Waktu makan siang pun tiba. Annika berjanji akan menemuiku di loker dan aku bersyukur tidak tersesat saat ke luar kelas menuju loker.
Kusandarkan punggungku pada pintu loker, memerhatikan para murid yang berlalu lalang melewatiku. Sebagian dari mereka melihatku sekilas, sebagian lagi mengabaikanku. Sekali lagi aku bersyukur tidak menarik perhatian.
"Hai, sudah menunggu lama, ya?" Seorang siswi berambut pirang berdiri di hadapanku dan memamerkan senyumnya. Di sebelahnya berdiri siswi lainnya yang satu kelas denganku di kelas bahasa Spanyol. Gadis berambut oranye.
"So, is she your friend?" Gadis itu menunjukku, matanya menatap Annika tak percaya. Jantungku berdegup, berani taruhan pasti dia tidak suka dengan kehadiranku. "Gosh! I was at the same class as her." Gadis itu menghalihkan matanya padaku. "Why didn't you tell me that you're Annika's friend?"
Aku melongo. Gadis berambut oranye itu tersenyum manis sambil melipat kedua tangannya di dada. "I didn't know that you're her friend," kataku dengan sejujurnya.

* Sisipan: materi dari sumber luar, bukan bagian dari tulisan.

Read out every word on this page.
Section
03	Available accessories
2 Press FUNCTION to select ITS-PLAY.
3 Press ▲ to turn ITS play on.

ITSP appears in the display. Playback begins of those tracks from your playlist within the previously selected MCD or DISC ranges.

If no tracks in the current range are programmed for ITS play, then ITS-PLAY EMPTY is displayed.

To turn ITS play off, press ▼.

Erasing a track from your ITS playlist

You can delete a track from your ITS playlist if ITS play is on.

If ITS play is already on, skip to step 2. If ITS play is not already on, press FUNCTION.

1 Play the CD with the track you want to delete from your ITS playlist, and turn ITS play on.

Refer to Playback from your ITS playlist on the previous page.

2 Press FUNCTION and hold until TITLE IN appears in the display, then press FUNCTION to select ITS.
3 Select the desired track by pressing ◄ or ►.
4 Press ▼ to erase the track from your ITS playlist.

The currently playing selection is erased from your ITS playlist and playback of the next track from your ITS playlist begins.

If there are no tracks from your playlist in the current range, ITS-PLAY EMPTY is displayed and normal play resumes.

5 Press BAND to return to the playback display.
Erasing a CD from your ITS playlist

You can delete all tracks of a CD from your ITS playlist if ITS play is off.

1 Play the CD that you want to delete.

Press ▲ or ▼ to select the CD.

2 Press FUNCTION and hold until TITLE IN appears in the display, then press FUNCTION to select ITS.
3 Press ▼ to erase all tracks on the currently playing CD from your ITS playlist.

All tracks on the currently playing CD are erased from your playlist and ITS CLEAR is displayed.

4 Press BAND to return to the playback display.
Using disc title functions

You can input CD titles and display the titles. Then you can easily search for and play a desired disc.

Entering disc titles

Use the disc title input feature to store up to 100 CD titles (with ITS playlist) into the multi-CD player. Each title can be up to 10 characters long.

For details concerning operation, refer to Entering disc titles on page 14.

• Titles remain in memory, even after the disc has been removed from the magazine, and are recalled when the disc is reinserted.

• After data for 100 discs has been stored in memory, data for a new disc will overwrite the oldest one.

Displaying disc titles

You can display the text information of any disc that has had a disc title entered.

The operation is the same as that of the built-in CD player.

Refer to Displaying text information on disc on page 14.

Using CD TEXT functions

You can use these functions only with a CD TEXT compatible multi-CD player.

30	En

"I knew it, Ash." Annika tampak tidak terkejut. "Tapi aku yakin kalian belum mengenal satu sama lain," tambahnya.
Gadis berambut oranye itu meraih tanganku; berjabat tangan denganku. "I'm Ashley Stevenson. You must be Zevara Sylvianne, right?"
Err... lagi dan lagi ada yang salah menyebut namaku. "Zeva-nia Sylvi-anna," koreksiku dengan penekanan. Aku tak tahan untuk tidak mengoreksinya.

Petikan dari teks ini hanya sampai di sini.